Baktıkça, çözünmeye başlar her şey ve geriye boşluktan başka bir şey kalmaz. Bu boşluk, her şeyin temelindeki boşluktur. Her şey bu boşluktan yaratılmaktadır.

Peki ama boş olan bir şey nasıl yaratabilir?

Boşluğu gözlemlemeyi sürdürürken içimi mutlu bir duygu kaplamaya başlar. Tanımlayamam onu; boşluktayımdır çünkü. Yine de mutlu bir duygu olduğunu bilirim bunun. Sevgi ve cesarete benzer bir duygudur.

Boşluk, gözümün önünde gittikçe büyüyen bir ışık gibi parlamaya başlarken ilk aydınlanmamı yaşarım. Doğmadığımı ve ölmeyeceğimi anlarım.
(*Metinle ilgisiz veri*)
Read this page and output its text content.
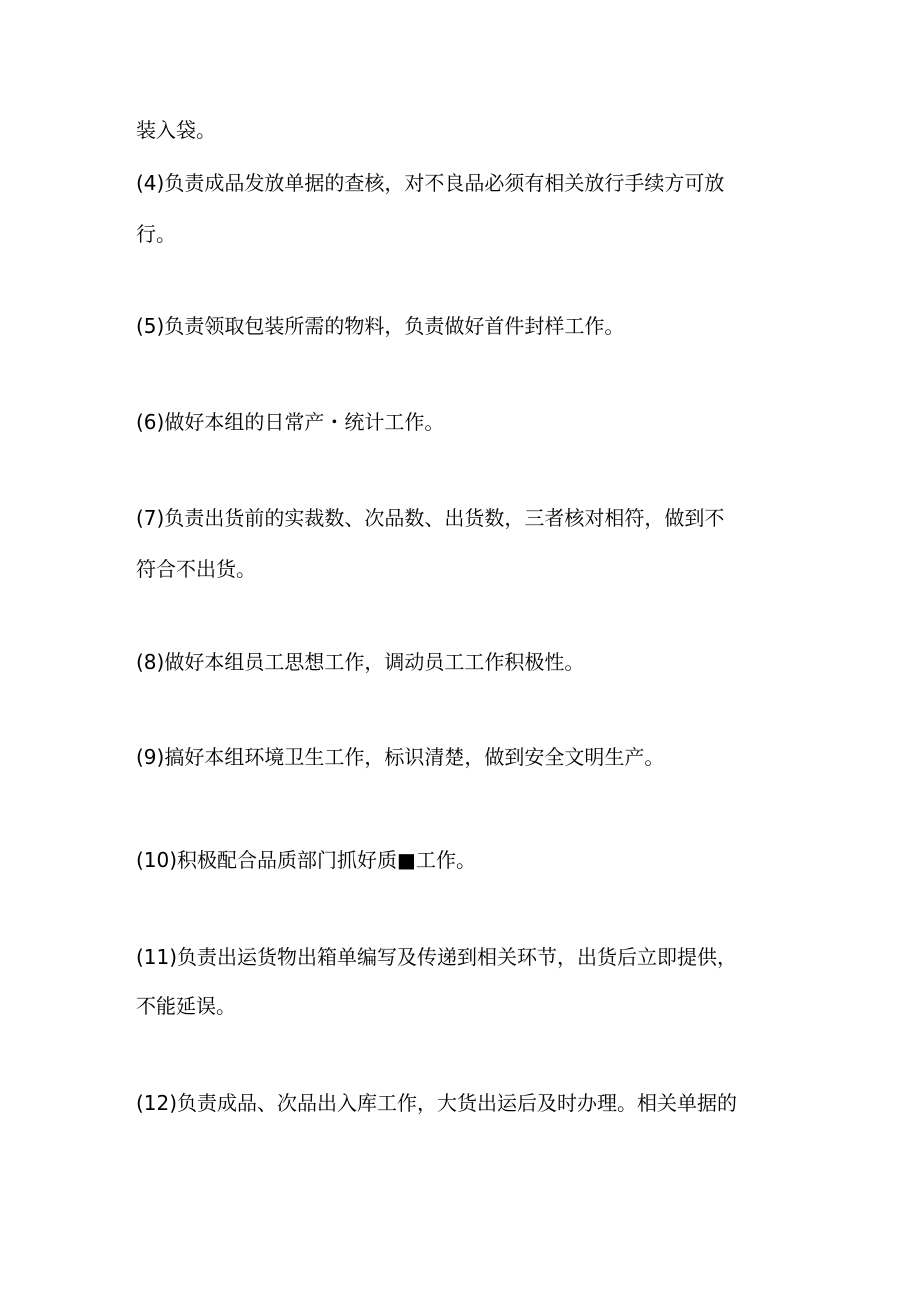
装入袋。
(4)负责成品发放单据的查核，对不良品必须有相关放行手续方可放
行。
(5)负责领取包装所需的物料，负责做好首件封样工作。
(6)做好本组的日常产・统计工作。
(7)负责出货前的实裁数、次品数、出货数，三者核对相符，做到不
符合不出货。
(8)做好本组员工思想工作，调动员工工作积极性。
(9)搞好本组环境卫生工作，标识清楚，做到安全文明生产。
(10)积极配合品质部门抓好质■工作。
(11)负责出运货物出箱单编写及传递到相关环节，出货后立即提供，
不能延误。
(12)负责成品、次品出入库工作，大货出运后及时办理。相关单据的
Işık gittikçeartarken bunun gerçek bir ışık olduğunu anlarım. Boşluk, ışıktır! Gözlerimin gerisinde bir yerlerde parlar. Tüm evreni doldurur.

Boşluğu gözlemlemeyi sürdürürüm. Yavaş yavaş beni oluşturan şeyin boşluğa dönüştüğünü hissederim.

Işık olarak algıladığım boşluk her yer ve tüm zamanlardır; aynı zamanda hiçbir yer ve hiçbir zamandır. Boşluğun zamansız ve mekansız olduğunu fark ederim. Bir toplu iğne başındaki miktarı ile tüm evrendeki miktarının aynı olduğunu fark ederim.

Işığı izlemeyi sürdürürüm.

İzlerken, onun aynı zamanda yaratılışın temel nedeni ve kendisi olduğunu anlarım.

Işığın içinde bir bilincin varolduğunu fark ederim şaşkınlıkla.

Ve ışık bana ne olduğunu anlatır.

Işık, erdemdir!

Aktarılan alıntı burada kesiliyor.